First of all to many, many customers many, many different regions and so it’s hard to kind of make blanket statements. We did not see wholesale shifts in inventory that we can identify right. Obviously, OEM vehicle manufacturer there has been a fill of inventory as inventory at dealers have been depleted and things like that, that certainly has driven some of the end demand, but from a supply chain perspective, there certainly areas where we’re seeing some customers increase their inventory as they try to ramp up.
It also takes us where we’ve seen people bleed off inventory. If you remember, actually late last year going into the beginning of this year, there were some inventory increases that took place. So I don’t know that it’s been a huge driver for us in the performance in the quarter.

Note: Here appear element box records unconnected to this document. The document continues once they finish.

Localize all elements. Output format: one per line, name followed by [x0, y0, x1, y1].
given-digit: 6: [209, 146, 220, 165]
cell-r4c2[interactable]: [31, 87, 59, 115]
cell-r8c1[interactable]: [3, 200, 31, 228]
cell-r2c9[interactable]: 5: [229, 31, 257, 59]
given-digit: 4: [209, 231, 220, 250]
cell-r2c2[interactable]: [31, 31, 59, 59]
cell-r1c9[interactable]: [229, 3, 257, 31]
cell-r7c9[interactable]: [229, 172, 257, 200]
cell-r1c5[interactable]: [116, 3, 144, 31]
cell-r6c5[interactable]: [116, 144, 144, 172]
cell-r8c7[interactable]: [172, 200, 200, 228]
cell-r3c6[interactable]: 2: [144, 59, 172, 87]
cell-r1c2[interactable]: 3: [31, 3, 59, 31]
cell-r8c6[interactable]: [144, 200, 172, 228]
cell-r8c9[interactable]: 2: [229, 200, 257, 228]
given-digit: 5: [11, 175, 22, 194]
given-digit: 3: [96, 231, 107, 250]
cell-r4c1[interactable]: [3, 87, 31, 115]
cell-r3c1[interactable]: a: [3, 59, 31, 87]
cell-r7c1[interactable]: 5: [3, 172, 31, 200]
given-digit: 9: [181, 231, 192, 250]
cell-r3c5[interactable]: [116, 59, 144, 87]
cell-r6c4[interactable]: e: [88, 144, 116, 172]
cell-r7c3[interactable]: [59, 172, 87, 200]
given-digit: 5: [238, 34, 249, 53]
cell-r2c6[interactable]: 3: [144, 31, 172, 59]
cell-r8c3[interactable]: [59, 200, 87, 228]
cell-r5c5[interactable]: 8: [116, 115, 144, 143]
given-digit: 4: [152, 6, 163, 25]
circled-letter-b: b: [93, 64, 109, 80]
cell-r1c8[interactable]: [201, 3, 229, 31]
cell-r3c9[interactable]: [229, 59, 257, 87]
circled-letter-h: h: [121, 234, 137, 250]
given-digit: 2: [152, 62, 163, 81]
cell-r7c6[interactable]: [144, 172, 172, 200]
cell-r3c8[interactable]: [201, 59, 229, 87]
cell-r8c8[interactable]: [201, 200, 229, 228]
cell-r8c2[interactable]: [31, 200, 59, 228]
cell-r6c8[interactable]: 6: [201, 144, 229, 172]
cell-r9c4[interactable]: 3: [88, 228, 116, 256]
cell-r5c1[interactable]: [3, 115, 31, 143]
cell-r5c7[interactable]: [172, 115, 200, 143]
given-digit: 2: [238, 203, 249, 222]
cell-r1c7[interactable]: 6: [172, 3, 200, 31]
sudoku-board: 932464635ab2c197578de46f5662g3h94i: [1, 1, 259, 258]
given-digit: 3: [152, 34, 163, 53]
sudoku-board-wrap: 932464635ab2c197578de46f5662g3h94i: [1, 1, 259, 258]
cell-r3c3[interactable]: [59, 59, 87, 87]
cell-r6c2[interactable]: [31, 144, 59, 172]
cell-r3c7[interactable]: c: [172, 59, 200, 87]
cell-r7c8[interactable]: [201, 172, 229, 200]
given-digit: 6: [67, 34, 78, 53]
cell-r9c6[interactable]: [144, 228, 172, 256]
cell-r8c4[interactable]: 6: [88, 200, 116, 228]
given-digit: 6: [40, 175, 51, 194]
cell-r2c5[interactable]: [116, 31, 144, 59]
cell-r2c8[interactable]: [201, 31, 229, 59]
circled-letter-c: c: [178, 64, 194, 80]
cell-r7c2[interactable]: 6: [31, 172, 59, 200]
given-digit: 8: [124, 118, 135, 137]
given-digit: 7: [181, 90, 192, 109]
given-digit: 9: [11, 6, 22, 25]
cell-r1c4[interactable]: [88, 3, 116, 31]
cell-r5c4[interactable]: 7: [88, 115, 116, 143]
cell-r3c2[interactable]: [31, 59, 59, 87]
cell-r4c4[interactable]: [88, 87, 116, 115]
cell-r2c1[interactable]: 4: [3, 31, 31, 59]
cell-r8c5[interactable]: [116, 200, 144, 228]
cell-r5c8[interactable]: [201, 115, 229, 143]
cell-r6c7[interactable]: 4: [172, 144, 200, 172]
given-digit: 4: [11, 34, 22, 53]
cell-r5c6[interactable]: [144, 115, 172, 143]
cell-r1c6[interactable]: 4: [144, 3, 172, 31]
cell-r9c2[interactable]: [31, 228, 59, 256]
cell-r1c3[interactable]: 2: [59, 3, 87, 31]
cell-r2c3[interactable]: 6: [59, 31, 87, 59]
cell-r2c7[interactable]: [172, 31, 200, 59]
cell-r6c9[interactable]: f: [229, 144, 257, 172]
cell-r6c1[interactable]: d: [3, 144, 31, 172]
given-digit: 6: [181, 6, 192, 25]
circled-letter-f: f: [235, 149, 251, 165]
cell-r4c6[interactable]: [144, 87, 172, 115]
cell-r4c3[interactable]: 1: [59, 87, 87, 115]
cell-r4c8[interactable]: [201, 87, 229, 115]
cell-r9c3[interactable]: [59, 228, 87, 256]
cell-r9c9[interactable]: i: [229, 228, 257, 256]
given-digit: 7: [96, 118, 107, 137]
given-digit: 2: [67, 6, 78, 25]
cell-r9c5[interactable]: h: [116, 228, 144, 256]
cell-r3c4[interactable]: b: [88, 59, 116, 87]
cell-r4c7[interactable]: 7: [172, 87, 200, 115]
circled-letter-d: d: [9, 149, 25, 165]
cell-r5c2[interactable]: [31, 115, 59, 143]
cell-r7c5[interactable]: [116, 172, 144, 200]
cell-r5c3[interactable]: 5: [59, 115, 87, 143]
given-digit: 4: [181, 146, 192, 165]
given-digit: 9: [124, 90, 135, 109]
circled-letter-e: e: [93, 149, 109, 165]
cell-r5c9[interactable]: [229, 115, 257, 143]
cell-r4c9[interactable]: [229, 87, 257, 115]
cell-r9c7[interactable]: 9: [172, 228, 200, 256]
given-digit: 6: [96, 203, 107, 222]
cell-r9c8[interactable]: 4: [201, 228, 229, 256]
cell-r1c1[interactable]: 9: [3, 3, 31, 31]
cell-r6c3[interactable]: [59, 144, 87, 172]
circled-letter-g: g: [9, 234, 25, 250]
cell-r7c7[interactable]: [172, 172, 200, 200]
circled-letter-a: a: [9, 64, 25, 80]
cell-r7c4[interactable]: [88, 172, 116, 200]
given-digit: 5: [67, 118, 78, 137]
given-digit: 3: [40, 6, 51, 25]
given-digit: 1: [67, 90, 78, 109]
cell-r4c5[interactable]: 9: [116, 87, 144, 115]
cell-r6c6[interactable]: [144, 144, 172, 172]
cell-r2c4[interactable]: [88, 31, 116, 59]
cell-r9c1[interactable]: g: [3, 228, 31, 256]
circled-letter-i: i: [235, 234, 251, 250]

And maybe if I could just squeeze one more in there Dave, you could you talk about the commercial vehicle orders, the trajectory you’re seeing? It like exposure improved sequentially, but it’s trailing auto recovery and maybe if you could just remind us of your commercial vehicle exposure that would be great?
Yeah for the commercial vehicle exposure, if you look at our automotive segment, it’s about a quarter of that segment is our commercial vehicle revenues and from a order pattern obviously, the overall commercial vehicle space is coming off pretty challenging times a year and half ago pretty strong and went through cycle and kind of a down cycle.

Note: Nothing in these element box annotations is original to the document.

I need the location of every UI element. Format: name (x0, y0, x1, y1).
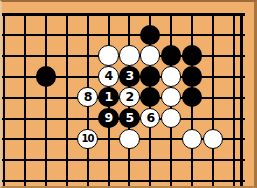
board-intersection (202, 128, 223, 149)
board-intersection (182, 66, 203, 87)
move-number-label: 1 (105, 91, 113, 104)
move-number-label: 2 (126, 91, 134, 104)
board-intersection (182, 128, 203, 149)
board-intersection: 1 (98, 87, 119, 108)
stone-move-1-black: 1 (98, 87, 118, 107)
stone-move-4-white: 4 (98, 66, 118, 86)
move-number-label: 3 (126, 70, 134, 83)
stone-black (161, 45, 181, 65)
stone-white (161, 87, 181, 107)
board-intersection: 3 (119, 66, 140, 87)
board-intersection: 9 (98, 108, 119, 129)
board-intersection (140, 66, 161, 87)
stone-white (119, 129, 139, 149)
board-intersection (161, 108, 182, 129)
stone-move-2-white: 2 (119, 87, 139, 107)
move-number-label: 9 (105, 112, 113, 125)
stone-white (119, 45, 139, 65)
board-intersection (182, 87, 203, 108)
stone-move-9-black: 9 (98, 108, 118, 128)
stone-white (98, 45, 118, 65)
board-intersection (182, 45, 203, 66)
board-intersection: 4 (98, 66, 119, 87)
board-intersection: 2 (119, 87, 140, 108)
move-number-label: 5 (126, 112, 134, 125)
board-stone-grid: 4381295610 (0, 4, 244, 188)
stone-black (182, 87, 202, 107)
stone-black (140, 87, 160, 107)
stone-black (140, 25, 160, 45)
board-intersection (161, 45, 182, 66)
board-intersection (35, 66, 56, 87)
go-board-diagram: 4381295610 (0, 0, 257, 188)
stone-black (182, 66, 202, 86)
board-intersection (140, 24, 161, 45)
board-intersection (119, 128, 140, 149)
board-intersection (140, 87, 161, 108)
move-number-label: 10 (82, 134, 94, 144)
board-intersection (98, 45, 119, 66)
stone-black (140, 66, 160, 86)
board-intersection (161, 66, 182, 87)
board-intersection (161, 87, 182, 108)
stone-black (36, 66, 56, 86)
stone-white (203, 129, 223, 149)
move-number-label: 6 (146, 112, 154, 125)
stone-black (182, 45, 202, 65)
stone-white (161, 108, 181, 128)
board-intersection: 6 (140, 108, 161, 129)
stone-white (161, 66, 181, 86)
stone-white (140, 45, 160, 65)
stone-white (182, 129, 202, 149)
stone-move-8-white: 8 (77, 87, 97, 107)
move-number-label: 8 (84, 91, 92, 104)
board-intersection: 10 (77, 128, 98, 149)
board-intersection (119, 45, 140, 66)
board-intersection (140, 45, 161, 66)
stone-move-6-white: 6 (140, 108, 160, 128)
board-intersection: 8 (77, 87, 98, 108)
stone-move-5-black: 5 (119, 108, 139, 128)
stone-move-10-white: 10 (77, 129, 97, 149)
stone-move-3-black: 3 (119, 66, 139, 86)
move-number-label: 4 (105, 70, 113, 83)
board-intersection: 5 (119, 108, 140, 129)
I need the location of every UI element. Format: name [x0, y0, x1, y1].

We are seeing some improvements in some of the construction vehicle type application for us. Heavy truck in North America which had been down meaningfully is beginning to turn that quarter and showed some strength. Although Europe is not showing as much strength in the heavy vehicle side of things. So you got a lot of movement in a lot of different directions in different parts of the business, but we do believe we’re gaining some momentum there and we do think we’ll see year-over-year growth in that segment in the fourth quarter.
Thanks for your questions David. We’ll take our next caller please.
And our next question comes from Matt Sheerin with Stifel. You may proceed.
You’ve answered most of the questions here. I guess one follow-up Dave regarding your commentary on the electronics business and it looks like you saw strength across several end markets and guiding to seasonally down, but we’re hearing from other pockets of the supply chain that there we’re seeing peak numbers in demand and things like work from home, PCs, consumer electronics concern that that market start to tail off and any read there on any of those end marketers or is it just seasonal at this point?
Yeah, what I’d say is that’s an area where there has been pretty strong demand out of those spaces in the last quarter and which are certainly moving into fourth quarters as well. We continue to demand there, but there is certainly questions how long will that be sustained or not?
We are seeing some improvement in kind of I would say the industrial electronics portion of our business that we see that it may be a more sustained improvement level through the course of next year to help continue to balance and create opportunities for growth for us in that business as well.
Appreciate your question Matt. That concludes today’s conference call. Thank you for joining us and your interest in Littelfuse. We look forward to talking with you again soon. Be safe and stay healthy.